Now you can implement your exceptions:

public abstract class SomeDomainValidationException extends ValidationException implements RawxceptionHint {

  private final Object  hint;

  public SomeDomainValidationException(String message, Object hint) {
      super(message);
      this.hint = hint;
  }

  public Object getRawHint() {
    return hint;
  }
}

class WarehouseMatchingException 
           extends SomeDomainValidationException 
           implements ExceptionHintAdapter<WarehouseWrongDatesEnum> {
  WarehouseMatchingException (String message, WarehouseWrongDatesEnum hint) {
     super(message, hint);
  }
}

Now you can access the hint via Object getRawHint() or WarehouseWrongDatesEnum getHint().
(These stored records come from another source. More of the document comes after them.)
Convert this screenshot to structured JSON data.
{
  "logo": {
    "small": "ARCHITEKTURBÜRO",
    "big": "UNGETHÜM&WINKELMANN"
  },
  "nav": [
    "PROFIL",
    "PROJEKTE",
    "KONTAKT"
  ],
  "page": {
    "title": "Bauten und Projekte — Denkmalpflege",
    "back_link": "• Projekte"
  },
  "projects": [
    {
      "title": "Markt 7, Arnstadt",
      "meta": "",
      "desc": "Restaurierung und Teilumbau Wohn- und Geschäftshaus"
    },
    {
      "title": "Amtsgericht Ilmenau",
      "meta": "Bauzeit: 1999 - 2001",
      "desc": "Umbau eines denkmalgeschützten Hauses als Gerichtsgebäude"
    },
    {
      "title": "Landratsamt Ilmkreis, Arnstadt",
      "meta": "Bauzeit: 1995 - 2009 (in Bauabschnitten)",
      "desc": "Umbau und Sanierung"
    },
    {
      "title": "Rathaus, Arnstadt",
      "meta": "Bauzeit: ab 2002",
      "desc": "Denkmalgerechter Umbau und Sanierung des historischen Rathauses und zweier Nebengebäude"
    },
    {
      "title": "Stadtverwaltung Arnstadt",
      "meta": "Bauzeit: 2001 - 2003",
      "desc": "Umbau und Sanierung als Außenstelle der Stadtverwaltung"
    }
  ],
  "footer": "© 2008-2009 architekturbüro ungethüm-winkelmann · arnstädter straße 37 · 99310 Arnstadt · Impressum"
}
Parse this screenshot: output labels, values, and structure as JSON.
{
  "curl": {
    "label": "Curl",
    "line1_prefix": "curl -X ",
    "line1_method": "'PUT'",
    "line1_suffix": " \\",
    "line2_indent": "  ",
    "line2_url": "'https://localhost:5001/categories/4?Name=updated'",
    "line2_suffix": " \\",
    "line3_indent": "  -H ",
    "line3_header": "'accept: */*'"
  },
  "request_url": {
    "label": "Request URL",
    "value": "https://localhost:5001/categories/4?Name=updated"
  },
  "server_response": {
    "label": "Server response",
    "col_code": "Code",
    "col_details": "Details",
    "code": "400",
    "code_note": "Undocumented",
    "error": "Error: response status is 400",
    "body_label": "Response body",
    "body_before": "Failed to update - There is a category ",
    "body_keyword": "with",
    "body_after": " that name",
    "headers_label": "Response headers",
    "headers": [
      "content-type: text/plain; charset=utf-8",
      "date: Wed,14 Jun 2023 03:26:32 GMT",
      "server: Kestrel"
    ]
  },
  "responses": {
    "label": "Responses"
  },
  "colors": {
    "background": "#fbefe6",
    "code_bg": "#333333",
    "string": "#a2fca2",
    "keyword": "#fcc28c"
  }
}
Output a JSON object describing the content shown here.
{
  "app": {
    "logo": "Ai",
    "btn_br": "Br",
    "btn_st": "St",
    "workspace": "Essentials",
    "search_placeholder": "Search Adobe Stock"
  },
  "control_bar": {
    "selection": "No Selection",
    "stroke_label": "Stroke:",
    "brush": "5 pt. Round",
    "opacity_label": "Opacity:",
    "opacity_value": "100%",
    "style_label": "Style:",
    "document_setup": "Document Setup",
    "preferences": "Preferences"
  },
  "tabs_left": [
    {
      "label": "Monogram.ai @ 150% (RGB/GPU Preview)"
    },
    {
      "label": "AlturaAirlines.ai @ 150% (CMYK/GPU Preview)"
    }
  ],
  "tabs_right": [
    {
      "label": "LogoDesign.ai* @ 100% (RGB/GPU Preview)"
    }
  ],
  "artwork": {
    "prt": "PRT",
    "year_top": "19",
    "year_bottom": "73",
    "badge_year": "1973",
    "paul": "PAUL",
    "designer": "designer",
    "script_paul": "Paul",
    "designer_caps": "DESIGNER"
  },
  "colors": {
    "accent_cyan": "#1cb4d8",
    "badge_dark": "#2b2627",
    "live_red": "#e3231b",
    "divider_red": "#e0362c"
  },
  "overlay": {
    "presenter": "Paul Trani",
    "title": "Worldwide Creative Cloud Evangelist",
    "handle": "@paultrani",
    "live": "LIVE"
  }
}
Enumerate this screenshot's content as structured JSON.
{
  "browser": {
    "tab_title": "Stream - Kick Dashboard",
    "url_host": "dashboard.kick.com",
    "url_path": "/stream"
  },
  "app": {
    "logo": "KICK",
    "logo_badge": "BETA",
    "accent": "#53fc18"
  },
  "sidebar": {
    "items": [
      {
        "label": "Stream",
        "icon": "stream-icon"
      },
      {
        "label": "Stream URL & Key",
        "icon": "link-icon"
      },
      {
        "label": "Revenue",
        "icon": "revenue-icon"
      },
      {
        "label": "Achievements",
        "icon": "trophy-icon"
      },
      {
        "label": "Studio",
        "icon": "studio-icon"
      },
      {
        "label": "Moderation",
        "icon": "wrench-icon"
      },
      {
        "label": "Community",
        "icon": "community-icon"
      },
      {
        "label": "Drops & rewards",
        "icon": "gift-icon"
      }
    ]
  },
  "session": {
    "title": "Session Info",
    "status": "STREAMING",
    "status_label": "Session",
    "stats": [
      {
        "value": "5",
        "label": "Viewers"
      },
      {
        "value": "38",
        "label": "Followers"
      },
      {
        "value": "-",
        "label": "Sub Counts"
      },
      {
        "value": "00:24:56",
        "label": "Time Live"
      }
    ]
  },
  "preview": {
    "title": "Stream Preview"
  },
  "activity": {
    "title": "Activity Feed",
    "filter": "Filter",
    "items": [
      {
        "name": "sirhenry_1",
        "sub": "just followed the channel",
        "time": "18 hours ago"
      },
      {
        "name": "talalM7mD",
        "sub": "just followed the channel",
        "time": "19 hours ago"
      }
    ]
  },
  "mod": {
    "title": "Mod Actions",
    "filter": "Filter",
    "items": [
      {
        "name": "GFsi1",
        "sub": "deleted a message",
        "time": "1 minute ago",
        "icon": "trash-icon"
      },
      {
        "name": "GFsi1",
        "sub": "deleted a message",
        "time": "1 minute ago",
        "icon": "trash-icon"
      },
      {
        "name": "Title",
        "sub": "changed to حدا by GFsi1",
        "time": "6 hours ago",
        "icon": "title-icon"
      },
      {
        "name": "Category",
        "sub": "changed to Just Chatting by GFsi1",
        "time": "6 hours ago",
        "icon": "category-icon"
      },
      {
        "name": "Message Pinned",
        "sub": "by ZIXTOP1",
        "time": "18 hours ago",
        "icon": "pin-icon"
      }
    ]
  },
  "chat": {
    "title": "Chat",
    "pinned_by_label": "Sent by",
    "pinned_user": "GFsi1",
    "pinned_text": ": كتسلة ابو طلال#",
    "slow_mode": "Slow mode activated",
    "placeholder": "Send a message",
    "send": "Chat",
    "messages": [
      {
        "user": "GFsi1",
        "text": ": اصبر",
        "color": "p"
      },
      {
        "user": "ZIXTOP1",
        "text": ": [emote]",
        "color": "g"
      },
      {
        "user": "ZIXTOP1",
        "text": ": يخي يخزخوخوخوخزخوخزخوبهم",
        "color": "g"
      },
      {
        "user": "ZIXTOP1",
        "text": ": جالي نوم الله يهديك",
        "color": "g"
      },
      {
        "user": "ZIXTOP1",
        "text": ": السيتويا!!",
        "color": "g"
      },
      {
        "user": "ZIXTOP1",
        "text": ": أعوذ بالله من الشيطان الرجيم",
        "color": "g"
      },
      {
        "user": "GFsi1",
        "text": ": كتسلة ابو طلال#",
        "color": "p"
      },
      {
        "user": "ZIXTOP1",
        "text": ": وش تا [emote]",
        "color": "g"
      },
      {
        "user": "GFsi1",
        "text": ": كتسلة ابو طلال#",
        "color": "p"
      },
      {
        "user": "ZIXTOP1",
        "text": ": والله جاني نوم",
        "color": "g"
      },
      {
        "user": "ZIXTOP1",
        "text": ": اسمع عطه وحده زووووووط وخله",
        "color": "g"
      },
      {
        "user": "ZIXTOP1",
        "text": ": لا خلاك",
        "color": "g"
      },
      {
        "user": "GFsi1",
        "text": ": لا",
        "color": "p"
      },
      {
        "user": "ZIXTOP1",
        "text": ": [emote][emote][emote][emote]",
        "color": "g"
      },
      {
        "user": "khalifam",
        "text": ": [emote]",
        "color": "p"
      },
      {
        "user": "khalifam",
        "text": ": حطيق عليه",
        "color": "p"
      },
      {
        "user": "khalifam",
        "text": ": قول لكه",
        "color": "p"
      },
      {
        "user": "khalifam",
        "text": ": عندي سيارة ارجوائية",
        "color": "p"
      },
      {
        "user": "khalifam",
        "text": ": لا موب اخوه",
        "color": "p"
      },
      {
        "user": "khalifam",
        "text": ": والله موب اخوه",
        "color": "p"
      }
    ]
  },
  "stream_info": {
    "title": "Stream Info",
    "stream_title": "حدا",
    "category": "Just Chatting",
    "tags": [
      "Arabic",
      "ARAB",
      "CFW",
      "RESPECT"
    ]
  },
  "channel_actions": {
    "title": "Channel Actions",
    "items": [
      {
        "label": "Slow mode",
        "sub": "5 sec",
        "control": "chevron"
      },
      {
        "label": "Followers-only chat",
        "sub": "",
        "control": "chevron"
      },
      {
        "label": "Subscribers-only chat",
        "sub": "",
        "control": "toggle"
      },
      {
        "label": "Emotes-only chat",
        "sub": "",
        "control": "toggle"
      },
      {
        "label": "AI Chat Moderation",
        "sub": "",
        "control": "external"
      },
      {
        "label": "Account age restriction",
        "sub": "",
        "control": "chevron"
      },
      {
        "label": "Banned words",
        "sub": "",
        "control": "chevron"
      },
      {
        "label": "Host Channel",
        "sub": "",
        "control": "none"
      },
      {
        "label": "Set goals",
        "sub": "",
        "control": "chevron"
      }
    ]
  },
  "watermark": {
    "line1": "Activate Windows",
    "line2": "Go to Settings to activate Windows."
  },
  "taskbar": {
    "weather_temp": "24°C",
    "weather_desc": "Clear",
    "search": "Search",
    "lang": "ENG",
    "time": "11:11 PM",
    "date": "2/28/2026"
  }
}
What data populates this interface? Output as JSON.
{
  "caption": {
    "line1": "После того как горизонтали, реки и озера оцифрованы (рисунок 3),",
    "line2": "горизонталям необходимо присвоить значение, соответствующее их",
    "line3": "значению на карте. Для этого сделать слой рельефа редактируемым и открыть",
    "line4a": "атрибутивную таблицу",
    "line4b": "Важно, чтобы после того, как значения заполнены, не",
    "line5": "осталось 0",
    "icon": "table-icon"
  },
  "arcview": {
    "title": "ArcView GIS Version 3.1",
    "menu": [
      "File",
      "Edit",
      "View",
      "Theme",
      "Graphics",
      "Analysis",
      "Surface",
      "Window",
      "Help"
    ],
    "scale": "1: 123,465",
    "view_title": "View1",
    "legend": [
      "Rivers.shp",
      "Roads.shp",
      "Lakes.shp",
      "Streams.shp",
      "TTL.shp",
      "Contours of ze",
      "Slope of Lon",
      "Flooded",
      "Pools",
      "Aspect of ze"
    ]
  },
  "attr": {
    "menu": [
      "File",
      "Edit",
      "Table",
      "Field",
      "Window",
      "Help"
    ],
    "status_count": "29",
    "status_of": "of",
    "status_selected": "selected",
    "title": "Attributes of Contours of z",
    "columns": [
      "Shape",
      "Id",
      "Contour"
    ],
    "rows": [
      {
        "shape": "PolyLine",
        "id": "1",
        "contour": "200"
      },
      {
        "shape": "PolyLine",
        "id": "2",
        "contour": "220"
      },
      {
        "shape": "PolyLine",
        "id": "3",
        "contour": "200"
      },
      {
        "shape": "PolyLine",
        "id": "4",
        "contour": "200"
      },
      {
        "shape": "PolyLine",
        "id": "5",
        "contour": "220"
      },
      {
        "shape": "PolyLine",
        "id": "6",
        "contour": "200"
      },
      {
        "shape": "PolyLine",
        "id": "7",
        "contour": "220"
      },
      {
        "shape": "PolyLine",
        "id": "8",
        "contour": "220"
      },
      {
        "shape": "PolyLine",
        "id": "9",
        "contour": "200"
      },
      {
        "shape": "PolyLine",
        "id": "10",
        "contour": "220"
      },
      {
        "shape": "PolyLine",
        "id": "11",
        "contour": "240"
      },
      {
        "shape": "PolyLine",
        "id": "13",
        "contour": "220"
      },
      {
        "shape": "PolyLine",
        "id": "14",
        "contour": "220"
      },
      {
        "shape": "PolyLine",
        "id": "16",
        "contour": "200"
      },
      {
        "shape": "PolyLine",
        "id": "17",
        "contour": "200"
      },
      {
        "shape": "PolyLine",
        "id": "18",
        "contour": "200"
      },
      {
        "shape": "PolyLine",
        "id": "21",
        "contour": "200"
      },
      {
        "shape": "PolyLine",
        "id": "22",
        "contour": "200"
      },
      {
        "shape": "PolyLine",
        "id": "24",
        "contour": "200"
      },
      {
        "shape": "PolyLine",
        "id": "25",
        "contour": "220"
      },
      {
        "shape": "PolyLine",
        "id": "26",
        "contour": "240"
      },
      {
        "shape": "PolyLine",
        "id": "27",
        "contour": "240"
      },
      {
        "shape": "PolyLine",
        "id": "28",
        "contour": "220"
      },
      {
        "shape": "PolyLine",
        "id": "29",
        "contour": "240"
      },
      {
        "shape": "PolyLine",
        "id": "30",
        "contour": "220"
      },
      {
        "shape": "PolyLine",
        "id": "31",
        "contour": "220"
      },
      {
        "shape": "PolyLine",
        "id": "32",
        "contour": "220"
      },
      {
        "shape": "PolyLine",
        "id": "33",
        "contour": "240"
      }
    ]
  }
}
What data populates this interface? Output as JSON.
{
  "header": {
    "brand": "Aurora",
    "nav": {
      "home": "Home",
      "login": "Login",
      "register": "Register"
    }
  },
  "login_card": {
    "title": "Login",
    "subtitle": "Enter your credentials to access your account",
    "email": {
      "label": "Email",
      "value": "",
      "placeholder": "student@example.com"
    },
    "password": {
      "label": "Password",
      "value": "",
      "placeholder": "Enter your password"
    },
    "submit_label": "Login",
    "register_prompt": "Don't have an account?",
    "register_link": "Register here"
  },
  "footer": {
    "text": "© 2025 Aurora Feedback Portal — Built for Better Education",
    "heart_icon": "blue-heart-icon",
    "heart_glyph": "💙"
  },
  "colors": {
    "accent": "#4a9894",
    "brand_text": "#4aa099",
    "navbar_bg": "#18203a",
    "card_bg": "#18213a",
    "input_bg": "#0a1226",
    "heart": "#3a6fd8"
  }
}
If you want to restrict access to getRawHint() you could cast the exception to ExceptionHint<WarehouseWrongDatesEnum>.

Note: as stated initially this feels somewhat hacky and I'm not sure this would even provide any benefit. Maybe there's a better solution that I can't think of right now and which supports what you need/want. However, not using that generic "middle class" SomeDomainValidationException and putting the hint and its methods directly into WarehouseMatchingException would be the safer and less hacky option.